Configure a Failover Server Replacement

If a server crashes suddenly, VOV has the capability to start a replacement server on a pre-selected host. This capability requires that the pre-selected host is configured as a failover server.

The configuration instructions follow.

Note: The vovserverdir command only works from a VOV-enabled shell when the project server is running.

Edit or create the file servercandidates.tcl in the server configuration directory. Use the vovserverdir command with the -p option to find the pathname to this file.
```
% vovserverdir -p servercandidates.tcl
/home/john/vov/myProject.swd/servercandidates.tcl
```
The servercandidates.tcl file should set the Tcl variable ServerCandidates to a list of possible failover hosts. This list may include the original host on which the server was started.
```
set ServerCandidates {
    host1
    host2
    host3
}
```

Install the autostart/failover.csh script as follows:

% cd `vovserverdir -p .`
% mkdir autostart
% cp $VOVDIR/etc/autostart/failover.csh autostart/failover.csh
% chmod a+x autostart/failover.csh

Activate the failover facility by running vovautostart.
```
% vovautostart
```
For example:
```
% vovtaskermgr show -taskergroups
ID         taskername        hostname         taskergroup
000404374  localhost-2      titanus          g1
000404375  localhost-1      titanus          g1
000404376  localhost-5      titanus          g1
000404377  localhost-3      titanus          g1
000404378  localhost-4      titanus          g1
000404391  failover         titanus          failover
```
Note: Each machine listed as a server candidate must be a vovtasker machine; the vovtasker running on that machine acts as its agent in selecting a new server host. Taskers can be configured as dedicated failover candidates that are not allowed to run jobs by using the -failover option in the taskers definition.
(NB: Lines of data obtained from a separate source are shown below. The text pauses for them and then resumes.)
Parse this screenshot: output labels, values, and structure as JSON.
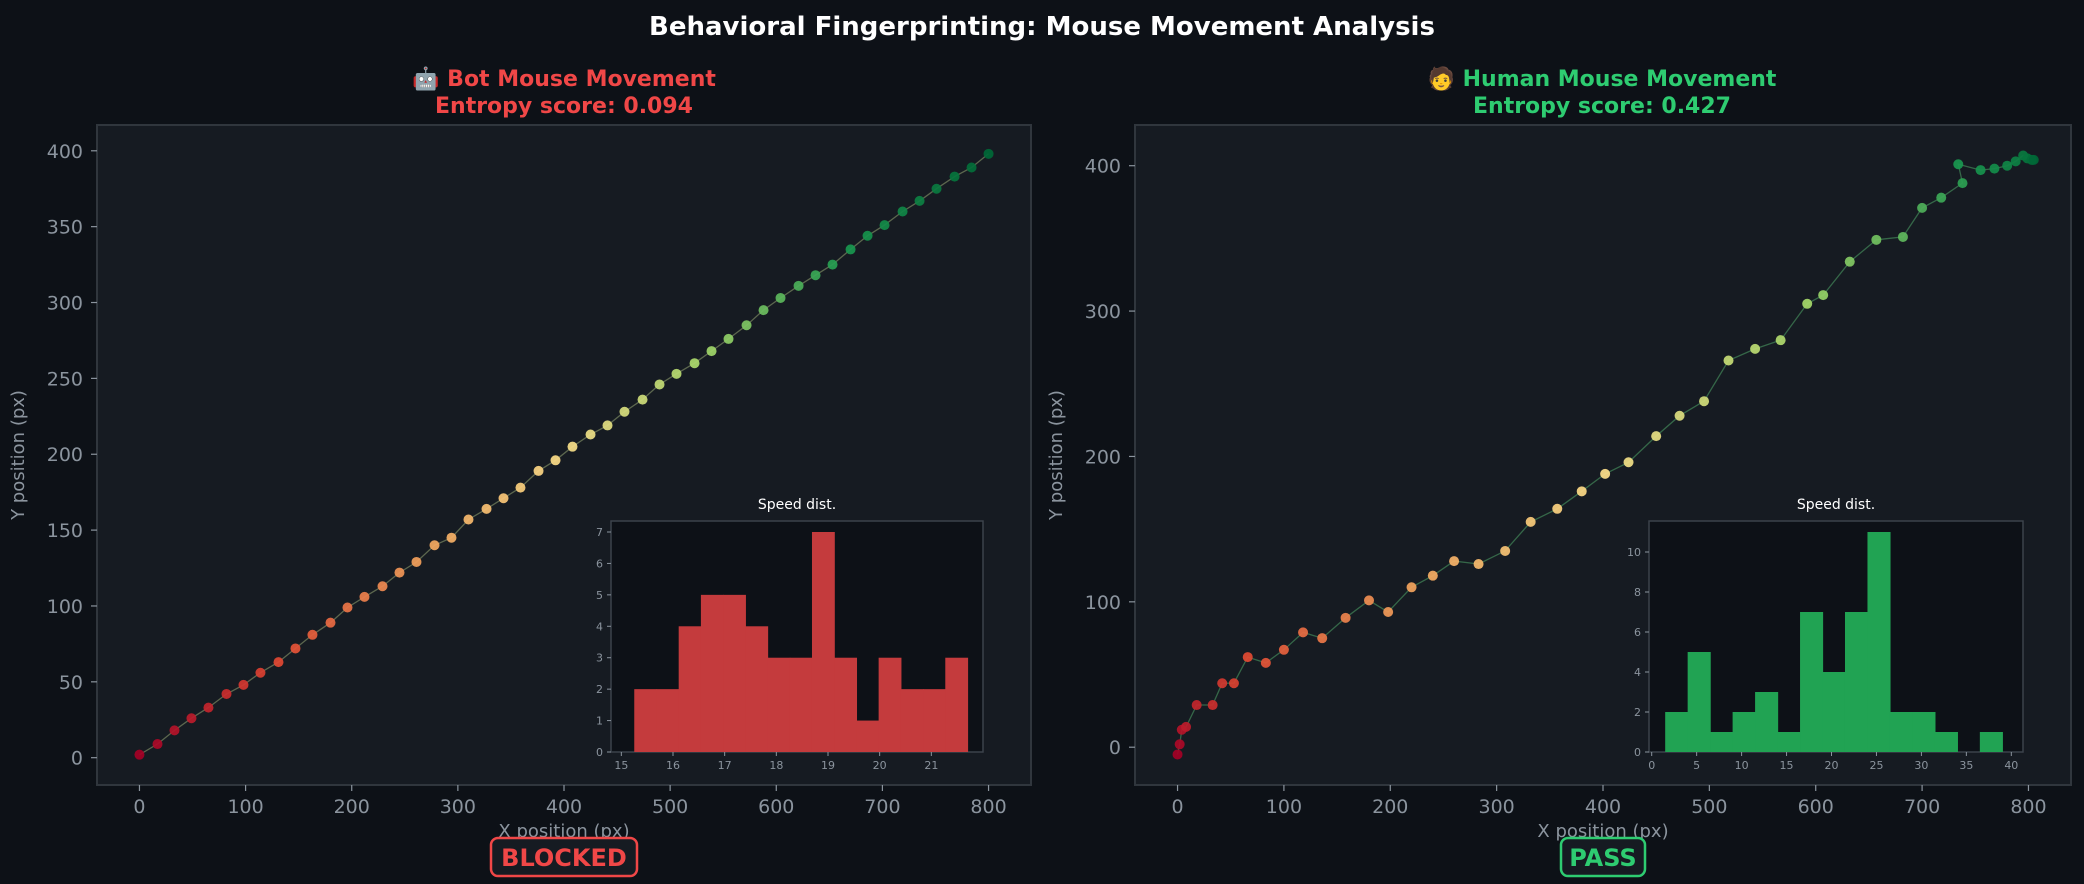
{
  "title": "Behavioral Fingerprinting: Mouse Movement Analysis",
  "chart_data": [
    {
      "type": "scatter",
      "title_line1": "🤖 Bot Mouse Movement",
      "title_line2": "Entropy score: 0.094",
      "accent": "#f04747",
      "xlabel": "X position (px)",
      "ylabel": "Y position (px)",
      "xlim": [
        -40,
        840
      ],
      "ylim": [
        -18,
        417
      ],
      "xticks": [
        0,
        100,
        200,
        300,
        400,
        500,
        600,
        700,
        800
      ],
      "yticks": [
        0,
        50,
        100,
        150,
        200,
        250,
        300,
        350,
        400
      ],
      "line_color": "#6e7b5a",
      "x": [
        0,
        17,
        33,
        49,
        65,
        82,
        98,
        114,
        131,
        147,
        163,
        180,
        196,
        212,
        229,
        245,
        261,
        278,
        294,
        310,
        327,
        343,
        359,
        376,
        392,
        408,
        425,
        441,
        457,
        474,
        490,
        506,
        523,
        539,
        555,
        572,
        588,
        604,
        621,
        637,
        653,
        670,
        686,
        702,
        719,
        735,
        751,
        768,
        784,
        800
      ],
      "y": [
        2,
        9,
        18,
        26,
        33,
        42,
        48,
        56,
        63,
        72,
        81,
        89,
        99,
        106,
        113,
        122,
        129,
        140,
        145,
        157,
        164,
        171,
        178,
        189,
        196,
        205,
        213,
        219,
        228,
        236,
        246,
        253,
        260,
        268,
        276,
        285,
        295,
        303,
        311,
        318,
        325,
        335,
        344,
        351,
        360,
        367,
        375,
        383,
        389,
        398
      ],
      "badge": "BLOCKED",
      "inset": {
        "title": "Speed dist.",
        "type": "histogram",
        "color": "#c43b3d",
        "xlim": [
          14.8,
          22.0
        ],
        "ylim": [
          0,
          7.35
        ],
        "xticks": [
          15,
          16,
          17,
          18,
          19,
          20,
          21
        ],
        "yticks": [
          0,
          1,
          2,
          3,
          4,
          5,
          6,
          7
        ],
        "bin_edges": [
          15.25,
          15.68,
          16.11,
          16.54,
          16.97,
          17.4,
          17.83,
          18.26,
          18.69,
          19.12,
          19.55,
          19.98,
          20.41,
          20.84,
          21.27,
          21.7
        ],
        "counts": [
          2,
          2,
          4,
          5,
          5,
          4,
          3,
          3,
          7,
          3,
          1,
          3,
          2,
          2,
          3
        ]
      }
    },
    {
      "type": "scatter",
      "title_line1": "🧑 Human Mouse Movement",
      "title_line2": "Entropy score: 0.427",
      "accent": "#2ecc71",
      "xlabel": "X position (px)",
      "ylabel": "Y position (px)",
      "xlim": [
        -40,
        840
      ],
      "ylim": [
        -26,
        428
      ],
      "xticks": [
        0,
        100,
        200,
        300,
        400,
        500,
        600,
        700,
        800
      ],
      "yticks": [
        0,
        100,
        200,
        300,
        400
      ],
      "line_color": "#3d7a52",
      "x": [
        0,
        2,
        4,
        8,
        18,
        33,
        42,
        53,
        66,
        83,
        100,
        118,
        136,
        158,
        180,
        198,
        220,
        240,
        260,
        283,
        308,
        332,
        357,
        380,
        402,
        424,
        450,
        472,
        495,
        518,
        543,
        567,
        592,
        607,
        632,
        657,
        682,
        700,
        718,
        738,
        734,
        755,
        768,
        780,
        788,
        795,
        799,
        803,
        805
      ],
      "y": [
        -5,
        2,
        12,
        14,
        29,
        29,
        44,
        44,
        62,
        58,
        67,
        79,
        75,
        89,
        101,
        93,
        110,
        118,
        128,
        126,
        135,
        155,
        164,
        176,
        188,
        196,
        214,
        228,
        238,
        266,
        274,
        280,
        305,
        311,
        334,
        349,
        351,
        371,
        378,
        388,
        401,
        397,
        398,
        400,
        403,
        407,
        405,
        404,
        404
      ],
      "badge": "PASS",
      "inset": {
        "title": "Speed dist.",
        "type": "histogram",
        "color": "#21a353",
        "xlim": [
          -0.3,
          41.3
        ],
        "ylim": [
          0,
          11.55
        ],
        "xticks": [
          0,
          5,
          10,
          15,
          20,
          25,
          30,
          35,
          40
        ],
        "yticks": [
          0,
          2,
          4,
          6,
          8,
          10
        ],
        "bin_edges": [
          1.5,
          4.0,
          6.5,
          9.0,
          11.5,
          14.0,
          16.5,
          19.0,
          21.5,
          24.0,
          26.5,
          29.0,
          31.5,
          34.0,
          36.5,
          39.0
        ],
        "counts": [
          2,
          5,
          1,
          2,
          3,
          1,
          7,
          4,
          7,
          11,
          2,
          2,
          1,
          0,
          1
        ]
      }
    }
  ]
}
Preventing jobs from running on the candidate machine eliminates the risks of machine stability being affected by demanding jobs. The -failover option also enables some failover configuration validation checks. Finally, failover taskers are started before the regular queue taskers, which helps ensure a failover tasker is available as soon as possible for future failover events.

Refer to the tasker definition documentation for details on the -failover option.

How vovserver Failover Works

If the vovserver crashes, after a period of time, the vovtasker process on each machine notices that it has had no contact from the server, and it initiates a server machine election.

In this election, each vovtasker votes for itself (precisely, the host that this particular tasker runs on) as a server candidate. The election is conducted by running the script vovservsel.tcl.

After the time interval during which the vovtaskers vote expires, (default 60 seconds) the host that appears earliest on the list will be selected to start a new vovserver.

In the following example, the servercandidates.tcl, file contains three hosts:

set ServerCandidates {
    host1
    host2
    host3
}

When the server crashes, if there are vovtaskers running on host1, host2 and host3, then these hosts will be voted as server candidates. Then host2 will be the best candidate and a new vovserver will be started on host2. This server will start in Crash Recovery Mode.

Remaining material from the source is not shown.